The basic output file from Evolink is named “result.tsv” and is generated in the output directory provided by the user. It includes “Evolink_index”, “Prevelance_index”, “significance” and “z_score”. The “Evolink_index” and “significance” are the most useful values for identifying positively and negatively associated genes.
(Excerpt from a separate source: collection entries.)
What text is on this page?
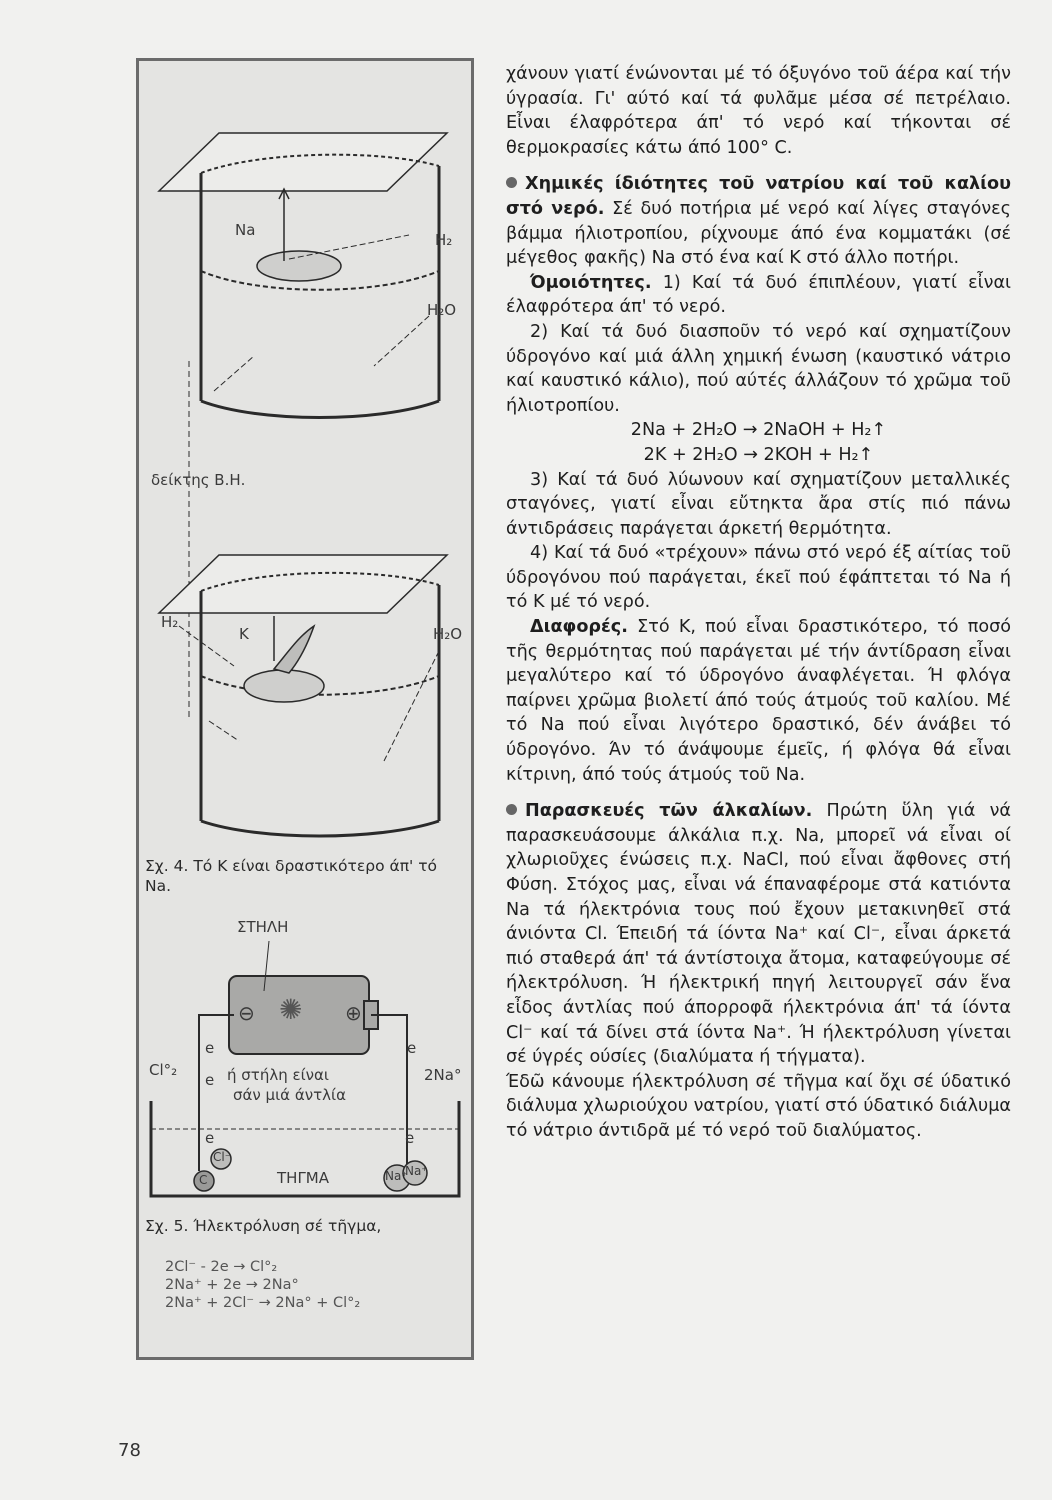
Na
H₂
H₂O
δείκτης Β.Η.
H₂
K	H₂O
Σχ. 4. Τό Κ είναι δραστικότερο άπ' τό Na.
ΣΤΗΛΗ
⊖	⊕
✺
Cl°₂	2Na°
ή στήλη είναι
σάν μιά άντλία
e
e
e
e
e
ΤΗΓΜΑ
C
Cl⁻
Na⁺
Na⁺
Σχ. 5. Ήλεκτρόλυση σέ τῆγμα,
2Cl⁻ - 2e → Cl°₂
2Na⁺ + 2e → 2Na°
2Na⁺ + 2Cl⁻ → 2Na° + Cl°₂

χάνουν γιατί ένώνονται μέ τό όξυγόνο τοῦ άέρα καί τήν ύγρασία. Γι' αύτό καί τά φυλᾶμε μέσα σέ πετρέλαιο. Εἶναι έλαφρότερα άπ' τό νερό καί τήκονται σέ θερμοκρασίες κάτω άπό 100° C.

Χημικές ίδιότητες τοῦ νατρίου καί τοῦ καλίου στό νερό. Σέ δυό ποτήρια μέ νερό καί λίγες σταγόνες βάμμα ήλιοτροπίου, ρίχνουμε άπό ένα κομματάκι (σέ μέγεθος φακῆς) Na στό ένα καί K στό άλλο ποτήρι.

Όμοιότητες. 1) Καί τά δυό έπιπλέουν, γιατί εἶναι έλαφρότερα άπ' τό νερό.

2) Καί τά δυό διασποῦν τό νερό καί σχηματίζουν ύδρογόνο καί μιά άλλη χημική ένωση (καυστικό νάτριο καί καυστικό κάλιο), πού αύτές άλλάζουν τό χρῶμα τοῦ ήλιοτροπίου.

2Na + 2H₂O → 2NaOH + H₂↑

2K + 2H₂O → 2KOH + H₂↑

3) Καί τά δυό λύωνουν καί σχηματίζουν μεταλλικές σταγόνες, γιατί εἶναι εὔτηκτα ἄρα στίς πιό πάνω άντιδράσεις παράγεται άρκετή θερμότητα.

4) Καί τά δυό «τρέχουν» πάνω στό νερό έξ αίτίας τοῦ ύδρογόνου πού παράγεται, έκεῖ πού έφάπτεται τό Na ή τό K μέ τό νερό.

Διαφορές. Στό K, πού εἶναι δραστικότερο, τό ποσό τῆς θερμότητας πού παράγεται μέ τήν άντίδραση εἶναι μεγαλύτερο καί τό ύδρογόνο άναφλέγεται. Ή φλόγα παίρνει χρῶμα βιολετί άπό τούς άτμούς τοῦ καλίου. Μέ τό Na πού εἶναι λιγότερο δραστικό, δέν άνάβει τό ύδρογόνο. Άν τό άνάψουμε έμεῖς, ή φλόγα θά εἶναι κίτρινη, άπό τούς άτμούς τοῦ Na.

Παρασκευές τῶν άλκαλίων. Πρώτη ὕλη γιά νά παρασκευάσουμε άλκάλια π.χ. Na, μπορεῖ νά εἶναι οί χλωριοῦχες ένώσεις π.χ. NaCl, πού εἶναι ἄφθονες στή Φύση. Στόχος μας, εἶναι νά έπαναφέρομε στά κατιόντα Na τά ήλεκτρόνια τους πού ἔχουν μετακινηθεῖ στά άνιόντα Cl. Έπειδή τά ίόντα Na⁺ καί Cl⁻, εἶναι άρκετά πιό σταθερά άπ' τά άντίστοιχα ἄτομα, καταφεύγουμε σέ ήλεκτρόλυση. Ή ήλεκτρική πηγή λειτουργεῖ σάν ἕνα εἶδος άντλίας πού άπορροφᾶ ήλεκτρόνια άπ' τά ίόντα Cl⁻ καί τά δίνει στά ίόντα Na⁺. Ή ήλεκτρόλυση γίνεται σέ ύγρές ούσίες (διαλύματα ή τήγματα).

Έδῶ κάνουμε ήλεκτρόλυση σέ τῆγμα καί ὄχι σέ ύδατικό διάλυμα χλωριούχου νατρίου, γιατί στό ύδατικό διάλυμα τό νάτριο άντιδρᾶ μέ τό νερό τοῦ διαλύματος.

78
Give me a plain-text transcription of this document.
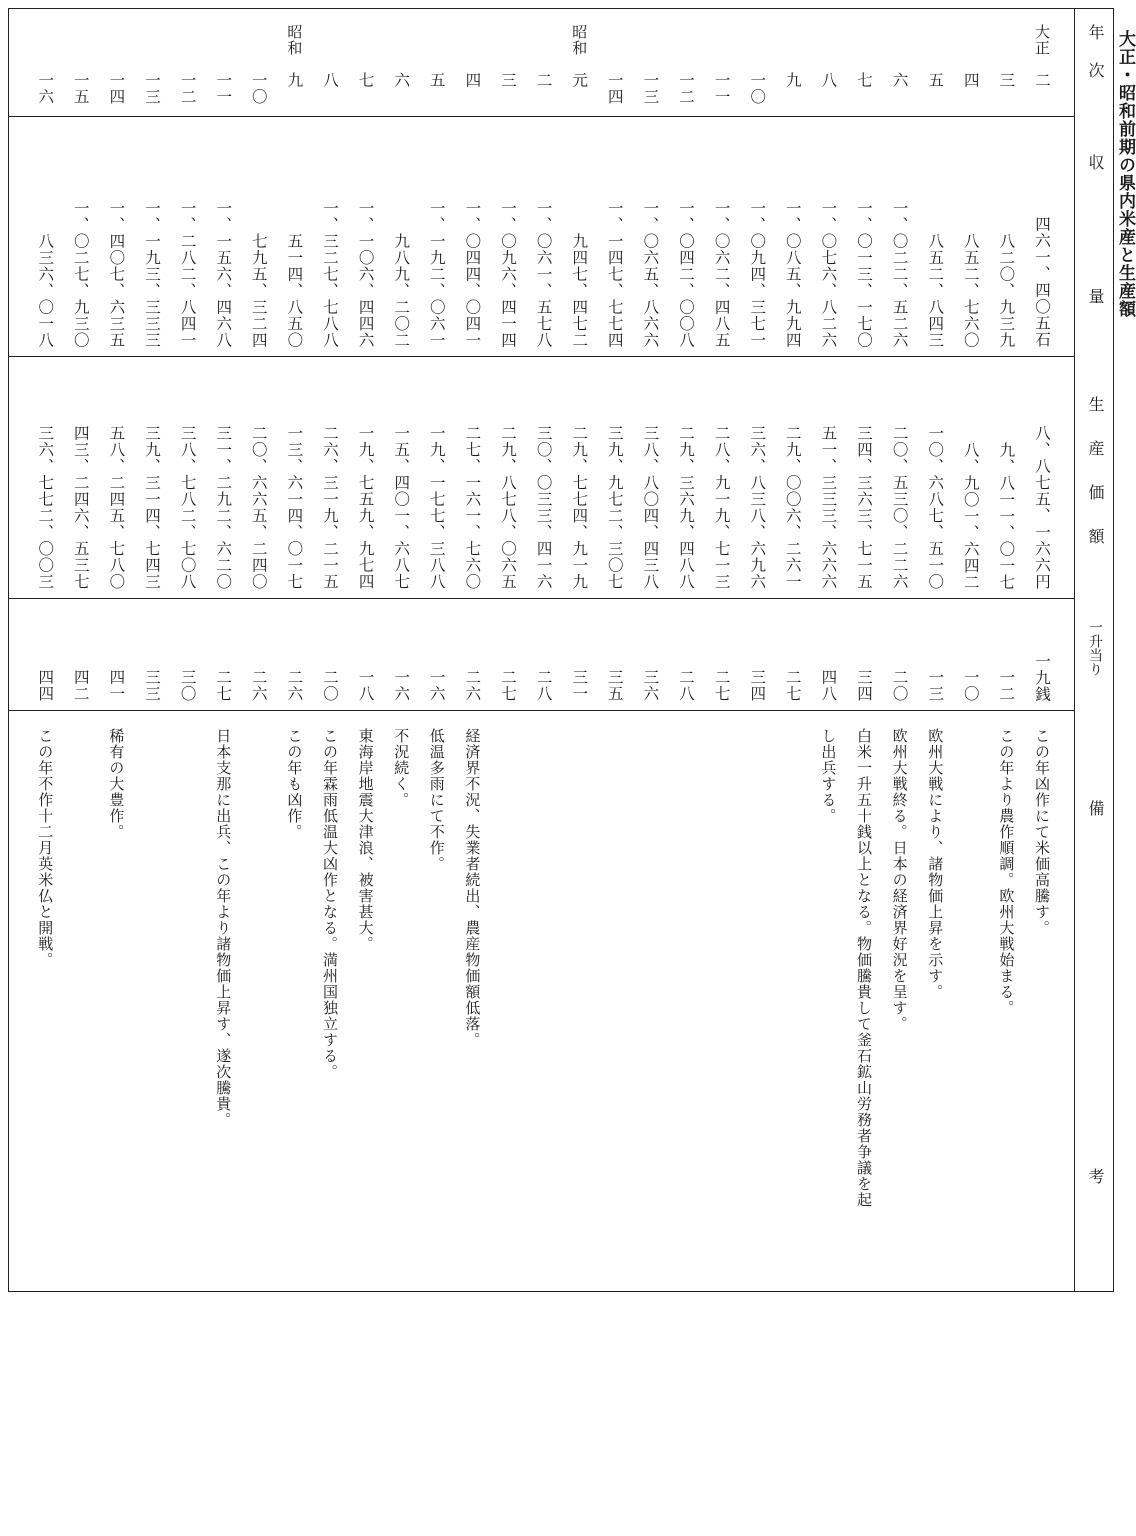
大正・昭和前期の県内米産と生産額
年次
収量
生産価額
一升当り
備考
大正
二
四六一、四〇五石
八、八七五、一六六円
一九銭
三
八二〇、九三九
九、八一一、〇一七
一二
四
八五二、七六〇
八、九〇一、六四二
一〇
五
八五二、八四三
一〇、六八七、五一〇
一三
六
一、〇二二、五二六
二〇、五三〇、二二六
二〇
七
一、〇一三、一七〇
三四、三六三、七一五
三四
八
一、〇七六、八二六
五一、三三三、六六六
四八
九
一、〇八五、九九四
二九、〇〇六、二六一
二七
一〇
一、〇九四、三七一
三六、八三八、六九六
三四
一一
一、〇六二、四八五
二八、九一九、七一三
二七
一二
一、〇四二、〇〇八
二九、三六九、四八八
二八
一三
一、〇六五、八六六
三八、八〇四、四三八
三六
一四
一、一四七、七七四
三九、九七二、三〇七
三五
昭和
元
九四七、四七二
二九、七七四、九一九
三一
二
一、〇六一、五七八
三〇、〇三三、四一六
二八
三
一、〇九六、四一四
二九、八七八、〇六五
二七
四
一、〇四四、〇四一
二七、一六一、七六〇
二六
五
一、一九二、〇六一
一九、一七七、三八八
一六
六
九八九、二〇二
一五、四〇一、六八七
一六
七
一、一〇六、四四六
一九、七五九、九七四
一八
八
一、三二七、七八八
二六、三一九、二一五
二〇
昭和
九
五一四、八五〇
一三、六一四、〇一七
二六
一〇
七九五、三二四
二〇、六六五、二四〇
二六
一一
一、一五六、四六八
三一、二九二、六二〇
二七
一二
一、二八二、八四一
三八、七八二、七〇八
三〇
一三
一、一九三、三三三
三九、三一四、七四三
三三
一四
一、四〇七、六三五
五八、二四五、七八〇
四一
一五
一、〇二七、九三〇
四三、二四六、五三七
四二
一六
八三六、〇一八
三六、七七二、〇〇三
四四
この年凶作にて米価高騰す。
この年より農作順調。欧州大戦始まる。
欧州大戦により、諸物価上昇を示す。
欧州大戦終る。日本の経済界好況を呈す。
白米一升五十銭以上となる。物価騰貴して釜石鉱山労務者争議を起
し出兵する。
経済界不況、失業者続出、農産物価額低落。
低温多雨にて不作。
不況続く。
東海岸地震大津浪、被害甚大。
この年霖雨低温大凶作となる。満州国独立する。
この年も凶作。
日本支那に出兵、この年より諸物価上昇す、遂次騰貴。
稀有の大豊作。
この年不作十二月英米仏と開戦。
For example:

orthoID	Prevalence_index	Evolink_index	pvalue	pvalue.adj	significance
g5777	-0.4625054136846366	0.10671872772220814	1.0	1.0	NA
g5778	-0.042440298419339606	0.5233140665345326	0.0030094935692830003	0.0030094935692830003	sig
g6658	-0.9507252999311486	-0.011385526945414837	NA	NA	NA
g6659	-0.07100522867170539	0.5214738941543501	0.003255689458338912	0.003255689458338912	sig
g6660	-0.9527124863232308	-0.009398340553332718	NA	NA	NA
g8004	0.19435017310947744	0.619534971390268	3.0051525400727557e-05	3.0051525400727557e-05	sig

When enabling the plot function (with -v or –visualization option), Evolink generates four types of figures in the output directory (see example outputs here and here):

1) iTOL website input

A tree file (input.tree) and annotation file (binary.txt) as well as a zipped file called Evolink_itol_input.zip are provided for users to visualize their results on the Tree of Life (iTOL).
a) You can simply upload the input.tree to iTOL website and drag binary.txt onto the webpage for visualization.
b) Or if you have a iTOL subscription API key and have installed iTOL API, you can use the following command line to upload and annotate your tree.
itol Evolink_itol_input.zip -i <your iTOL upload API key> -p <project_name>

2) ggtree plot for positively and negatively associated genotypes

Positive_genotypes_ggtree_plot.pdf ggtree_pos Negative_genotypes_ggtree_plot.pdf ggtree_neg

3) Evolink plot

Evolink_plot.pdf

4) Manhattan plot

Manhattan_plot.pdf

In addition, we also provided a script “Evolink_plot.R” to individually generate local figures after you get the result from Evolink (i.e. result.tsv):
Rscript --vanilla Evolink_plot.R -g test_data/gene.tsv -t test_data/trait.tsv -n test_data/tree.nwk -r test_data/output_dir/result.tsv -o test_data/plot_dir

Use case

We further provide a use case with Flagella data as an example. Click here for more details.

FAQ

Q1: What if my data contains species with multiple samples of genotype data (strains)?
1) If a species contains multiple strains with similar genotypes and same phenotype, the easiest solution would be to select a representative strain to serve as a genotype representative for that species. 2) If the strains of a species display diverse phenotypes, we would recommend constructing a phylogenetic tree that includes all strains and utilize all available genotype and phenotype information in the analysis. It should be noted that mGWAS (microbial genome-wide association study) methods (such as Bugwas, Pyseer and treeWAS) are recmmended for multiple samples from closely related species, as they not only consider gene presence and absence but also single nucleotide polymorphisms (SNPs).
Q2: What if a genome is assigned with multiple phenotypes?
If a genome is associated with multiple categories of phenotype, it is recommended to treat each category as a separate binary variable using one-hot encoding and to run Evolink separately for each category.